The Senate leadership of both parties know this. That’s why they are trying to hold the federal government hostage by inserting the $24 billion aid request in a continuing resolution: to force our hand. Either we fund an endless war in Ukraine or the uniparty will shut down the federal government and make the American people suffer.
This is a clear dereliction of duty, and I will not stand for it. My colleagues: As representatives of the American people, you should not stand for it. The bill that comes before us should be about funding our own government, not anyone else’s. I will do everything in my power to block a bill that includes funding for Ukraine.

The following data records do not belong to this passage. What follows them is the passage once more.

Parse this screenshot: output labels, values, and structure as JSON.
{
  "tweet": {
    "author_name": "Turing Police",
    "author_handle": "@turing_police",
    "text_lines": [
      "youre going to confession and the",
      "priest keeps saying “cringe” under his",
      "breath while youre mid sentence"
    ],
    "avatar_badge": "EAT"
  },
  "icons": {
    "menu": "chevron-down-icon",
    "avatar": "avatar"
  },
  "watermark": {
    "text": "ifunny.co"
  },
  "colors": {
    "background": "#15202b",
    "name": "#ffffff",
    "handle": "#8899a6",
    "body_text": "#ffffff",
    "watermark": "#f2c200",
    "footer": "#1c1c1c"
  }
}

Paul also said, “corruption runs deep in Ukraine,” citing news that Ukraine’s Ministry of Defense fired six deputy defense ministers over corruption concerns.
“This comes two weeks after the firing of Defense Minister Oleksii Reznikov, who was removed after it was discovered that the Ministry of Defense had mishandled military contracts,” Paul noted.
Paul’s announcement came one day before Senators are set to meet with Ukrainian President Volodymyr Zelensky on Thursday morning.
Republican Senate Leader Mitch McConnell has urged Congress to provide more aid to Ukraine in recent weeks. Democrat Senate Leader Chuck Schumer (D-NY) also supports more funding for Ukraine but did not say whether he would attach it to a continuing resolution to fund the government.
“We’d like to work on a bipartisan basis on the CR with the Republicans. We’ve gotten indications that they want to do that. We’ve done it very successfully on the appropriations process and hopefully we can come together bipartisan here as well,” Schumer said Tuesday.
In the GOP-controlled House, Speaker Kevin McCarthy (R-CA) also supports increased funding for Ukraine but said he wants it in a standalone bill rather than being attached to a bill that funds the government.